Let $\varphi:G\times M\rightarrow M$ be a Lie group $G$ (effective) action on a smooth manifold $M$.
Fix $g\in G$ and let $\varphi_g(x):=\varphi(g,x)$. Then $\varphi $ induces a smooth homomorphism $\lambda: G\rightarrow Aut(M);g\mapsto \varphi_g$.
Now, if $\frak g$ is the Lie algebra of $G$ and $\Gamma(M,TM)$ the algebra of smooth vector-fields on $M$. Then, is it true that $\lambda $ induces a homomorphism $\alpha:\mathfrak g \rightarrow \Gamma(M,TM)$? How $\alpha $ is defined? Is $\alpha$ injective?
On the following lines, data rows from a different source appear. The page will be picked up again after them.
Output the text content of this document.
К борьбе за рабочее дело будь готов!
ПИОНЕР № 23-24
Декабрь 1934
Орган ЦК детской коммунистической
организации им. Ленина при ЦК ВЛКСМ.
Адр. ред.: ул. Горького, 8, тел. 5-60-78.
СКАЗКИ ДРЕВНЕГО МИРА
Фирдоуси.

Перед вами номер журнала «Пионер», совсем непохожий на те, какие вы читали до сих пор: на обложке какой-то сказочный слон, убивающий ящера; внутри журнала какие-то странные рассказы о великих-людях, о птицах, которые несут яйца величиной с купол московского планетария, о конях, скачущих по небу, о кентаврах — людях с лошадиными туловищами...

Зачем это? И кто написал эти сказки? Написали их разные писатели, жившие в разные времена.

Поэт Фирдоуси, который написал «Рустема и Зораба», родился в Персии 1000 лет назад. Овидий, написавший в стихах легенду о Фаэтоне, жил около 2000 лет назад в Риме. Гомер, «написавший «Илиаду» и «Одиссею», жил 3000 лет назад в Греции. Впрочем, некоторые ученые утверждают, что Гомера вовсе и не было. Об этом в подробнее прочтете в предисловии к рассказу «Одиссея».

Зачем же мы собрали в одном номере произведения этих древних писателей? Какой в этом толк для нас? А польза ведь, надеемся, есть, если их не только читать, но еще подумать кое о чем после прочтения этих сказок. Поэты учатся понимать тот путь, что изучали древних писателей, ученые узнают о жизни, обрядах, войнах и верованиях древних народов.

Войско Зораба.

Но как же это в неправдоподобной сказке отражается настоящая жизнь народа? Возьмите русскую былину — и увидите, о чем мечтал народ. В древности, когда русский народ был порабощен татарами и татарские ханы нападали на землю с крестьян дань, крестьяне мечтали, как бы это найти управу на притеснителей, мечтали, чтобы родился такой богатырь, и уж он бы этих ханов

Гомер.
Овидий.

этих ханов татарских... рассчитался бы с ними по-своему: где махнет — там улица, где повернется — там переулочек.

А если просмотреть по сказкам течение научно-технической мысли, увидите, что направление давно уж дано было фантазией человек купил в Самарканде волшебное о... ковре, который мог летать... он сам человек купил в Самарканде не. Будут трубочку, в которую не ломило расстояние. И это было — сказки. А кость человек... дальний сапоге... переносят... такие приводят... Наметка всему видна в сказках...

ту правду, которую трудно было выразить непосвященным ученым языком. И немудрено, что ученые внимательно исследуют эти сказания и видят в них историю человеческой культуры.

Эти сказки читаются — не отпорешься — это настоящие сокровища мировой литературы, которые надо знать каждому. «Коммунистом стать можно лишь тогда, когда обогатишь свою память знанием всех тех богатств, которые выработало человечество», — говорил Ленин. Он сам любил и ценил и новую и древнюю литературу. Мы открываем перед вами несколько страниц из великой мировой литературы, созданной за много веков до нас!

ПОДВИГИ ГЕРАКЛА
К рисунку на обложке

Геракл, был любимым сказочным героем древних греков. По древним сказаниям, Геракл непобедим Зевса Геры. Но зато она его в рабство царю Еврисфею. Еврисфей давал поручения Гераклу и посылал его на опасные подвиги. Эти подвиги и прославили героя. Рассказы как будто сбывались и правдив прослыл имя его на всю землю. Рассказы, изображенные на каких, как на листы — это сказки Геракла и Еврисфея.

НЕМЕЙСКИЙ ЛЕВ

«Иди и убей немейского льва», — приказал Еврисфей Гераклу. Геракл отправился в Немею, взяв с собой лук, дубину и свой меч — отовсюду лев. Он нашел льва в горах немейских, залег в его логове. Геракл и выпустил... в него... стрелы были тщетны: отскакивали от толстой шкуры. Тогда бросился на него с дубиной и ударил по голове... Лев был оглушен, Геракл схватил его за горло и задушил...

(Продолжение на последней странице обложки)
Can we say that the Lie algebra of $G$ is embedded in the Lie algebra of smooth vector-fields of $M$?
You get a linear map $\alpha\colon \mathfrak{ g} \to \Gamma(M,TM)$ as follows: For each $x\in M$ and $X\in \mathfrak g$, $$ \alpha(X)_x = \left.\frac{d}{dt}\right|_{t=0} (\exp tX)\cdot x. $$ However, in the case of a left action, this is a Lie algebra anti-homomorphism, not a homomorphism. In the case of a right action, it's a homomorphism.
This is proved in my Introduction to Smooth Manifolds, Theorems 20.15 and 20.18.